The position we take is that science cannot resolve nature/nurture debates. In effect, such debates are a red herring because nature and nurture are not readily demarcated objects of scientific inquiry. On the contrary, these concepts have been movable targets throughout history, the result of endless tussles about their relationship to one another, and the delineation of their boundaries. Throughout the twentieth century, the dominant understanding was that nature and nurture were clearly divisible entities. But insights accrued from epigenetics from the latter part of the twentieth century, rapidly accumulating each year, are bringing about an ontological shift, in which nature and nurture are understood by epigeneticists, developmental biologists, embryologists, certain philosophers of biology, and an array of social scientists as always already mingled from the moment of conception; thus, boundaries formerly assumed to be clearly demarcated are dissolved, with repercussions for medical, political, and family accounts about responsibility for ill health.

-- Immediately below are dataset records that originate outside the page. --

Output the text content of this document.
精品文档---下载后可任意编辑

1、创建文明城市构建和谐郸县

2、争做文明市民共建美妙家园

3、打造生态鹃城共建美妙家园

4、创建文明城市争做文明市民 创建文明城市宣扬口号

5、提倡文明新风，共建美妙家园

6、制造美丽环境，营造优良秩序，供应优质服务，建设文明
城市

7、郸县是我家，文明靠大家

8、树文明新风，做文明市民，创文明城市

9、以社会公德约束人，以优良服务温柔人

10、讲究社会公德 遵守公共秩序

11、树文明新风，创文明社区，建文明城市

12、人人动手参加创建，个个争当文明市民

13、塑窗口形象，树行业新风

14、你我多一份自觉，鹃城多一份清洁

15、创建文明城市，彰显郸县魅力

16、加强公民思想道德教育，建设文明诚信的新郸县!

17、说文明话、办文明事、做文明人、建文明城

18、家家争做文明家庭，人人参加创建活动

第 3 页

Epigenetics is a young science, and not well accepted by researchers wedded to a reductionistic way of thought. Several leading researchers in epidemiology and the biological sciences argue forcefully for recognition of unpredictable events that limit the very possibility of documenting straightforward cause-and-event pathways from environments, external and internal to the body, to detectable molecular marks of embodied stress. The unknowns are numerous, among them why epigenetic marks often reverse quite quickly, and why many people who have undergone severe trauma prove to be resilient against all odds.

Moreover, epigenetic arguments are evolving, and innovative questions and new technologies will keep the kaleidoscope turning continually, transforming discussion about the relationship of nature/nurture. No doubt, at times, laboratory-based epigeneticists will declare that they have solved the puzzle once and for all. Meanwhile, the social and political origins of ill health and traumatized lives will remain unaccounted for, no matter how scientifically accurate is the documentation of embodied epigenetic marks.

Our position is that socioeconomic and political contributions to bodily distress must be taken very seriously. If not, epigenetics may become mired in a form of neo-reductionism that, even though it facilitates drug development to reverse epigenetic marks, is not sufficient. A science of epigenetically induced pathology, resembling the dominant approach in biomedicine, will not facilitate a paradigm shift; if accounts of causality originating in the environment writ large are left unattended to, or situated entirely within families, then the political significance of epigenetic findings will be impoverished. In the latter half of this book, we suggest how such an endpoint might be avoided. These ideas will not foreclose nature/nurture debates, but may nudge them in what we regard as a positive direction.